University of Missouri

After rough start, MU kicker Baggett is on a roll

Updated: 2012-11-02T04:46:32Z

By TEREZ A. PAYLOR

The Kansas City Star

— Things are looking up these days for Andrew Baggett.

Baggett, a redshirt freshman walk-on, has made seven consecutive field-goal attempts for the Tigers. Not bad for a kicker who, just five games ago, had missed four of his first seven tries of the season and was coming off a disastrous one-for-four performance in a 24-20 win over Arizona State.

“I looked at that stat and it did make me mad,” said Baggett, a graduate of Lee’s Summit North. “I didn’t want to be three for seven or whatever it was. I know that I’m better than that. (I decided) I’m not missing from here on out.”

He hasn’t, though he says there was no magic remedy for his early struggles. Missouri coach Gary Pinkel said some of Baggett’s misses can be attributed to poor snaps or holds, but Pinkel has also made it clear that repetition has helped.

“In the last three or four weeks he’s (been) better in practice,” Pinkel said, simulating the motion of knocking on wood. “He’s working very hard at it.”

For instance, Pinkel says Baggett is often called on without warning to attempt field goals in practice, just to simulate a pressure situation.

“It’s like being a golfer,” Pinkel said. “You’re in that arena, you’re out there by yourself … you’ve got to have something special about you to do something like that in that environment.”

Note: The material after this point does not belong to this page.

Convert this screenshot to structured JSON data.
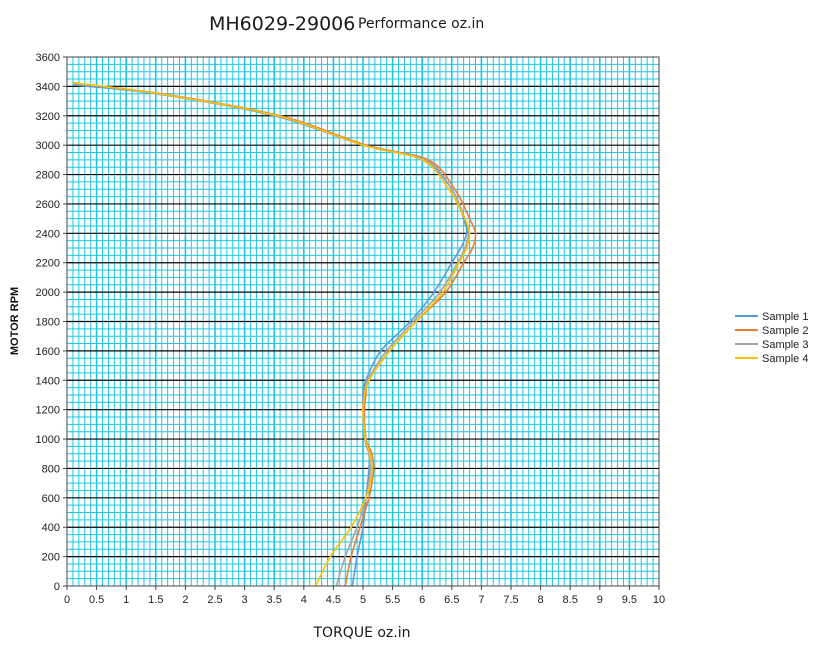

MU coaches say Baggett’s leg strength stands out. That’s what receivers coach Andy Hill, MU’s Kansas City recruiting liaison, first noticed.

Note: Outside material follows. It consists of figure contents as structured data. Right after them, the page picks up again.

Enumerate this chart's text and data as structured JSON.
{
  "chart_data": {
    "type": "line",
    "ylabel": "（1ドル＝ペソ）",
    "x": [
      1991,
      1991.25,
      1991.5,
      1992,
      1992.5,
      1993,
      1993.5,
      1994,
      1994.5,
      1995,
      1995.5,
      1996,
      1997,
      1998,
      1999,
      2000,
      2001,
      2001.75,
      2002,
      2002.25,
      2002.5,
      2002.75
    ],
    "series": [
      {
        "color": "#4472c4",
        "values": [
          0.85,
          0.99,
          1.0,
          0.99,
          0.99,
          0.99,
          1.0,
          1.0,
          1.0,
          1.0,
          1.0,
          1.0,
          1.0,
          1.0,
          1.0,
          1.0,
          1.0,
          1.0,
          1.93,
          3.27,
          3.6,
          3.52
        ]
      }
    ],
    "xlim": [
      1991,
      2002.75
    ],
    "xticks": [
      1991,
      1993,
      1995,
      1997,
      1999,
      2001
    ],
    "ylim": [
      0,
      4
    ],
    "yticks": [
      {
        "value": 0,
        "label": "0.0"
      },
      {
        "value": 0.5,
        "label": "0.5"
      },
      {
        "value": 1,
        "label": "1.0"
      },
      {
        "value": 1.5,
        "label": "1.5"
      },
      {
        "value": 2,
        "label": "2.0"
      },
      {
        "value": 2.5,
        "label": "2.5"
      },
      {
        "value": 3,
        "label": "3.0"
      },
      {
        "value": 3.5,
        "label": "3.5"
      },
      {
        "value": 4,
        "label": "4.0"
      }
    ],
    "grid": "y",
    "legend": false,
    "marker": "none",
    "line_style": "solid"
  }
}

“A lot of the coaches in the KC area were talking about him having an extremely strong leg, and then you saw on film that he was hitting it through the uprights and hitting the trucks and long jump pits in (the back of the end zones),” Hill said. “We did some more investigation and we got lucky getting him here.”

Especially when you consider that MU prefers not to award scholarships to kickers.

“To be honest, it’s worked out better for us to have guys walk on and earn the scholarship,” Hill said of the kickers. “It seems like since I’ve been back in Missouri coaching, every guy we’ve given a scholarship to — and not 100 percent, but better than half — has not really panned out.”

So when Hill visited Lee’s Summit North in January 2011, a few months after Baggett’s senior season ended, he gave Baggett a chance to be a preferred walk-on and nothing more. Baggett, a lifelong Missouri fan who played soccer for 15 years before he decided to kick for the football team his senior year, understood.

“Everyone can make it from 40 (yards) and in — that doesn’t make you exceptional,” Baggett said. “They don’t want to waste a scholarship … when you’re not really going to perform. But I’ve always been a huge Mizzou fan. I’ve got posters and everything, watched them my whole life. I couldn’t really walk away from this. I’d regret it if I went somewhere else.”

So Baggett, who said he took an official visit to Southern Illinois for football, eventually decided to become a Tiger and quit soccer.

“I’m not really built for soccer,” Baggett said. “Running is not my forte. College soccer, I just thought of all the running I’d have to do. … We do a lot of sprints (here), but soccer is just like long distance and it’s pretty miserable.”

Miserable may not be a bad word to describe how Baggett felt when the field goal unit was struggling. But as his coach would attest, Baggett has come a long way in a short period of time.

“He still gets frustrated a little bit — sometimes those guys are their own worst enemies, and quarterbacks are the same way,” Pinkel said. “But in the staff meetings, I could go in and say that hey, he’s been kicking better. And now we have the stats to prove it.”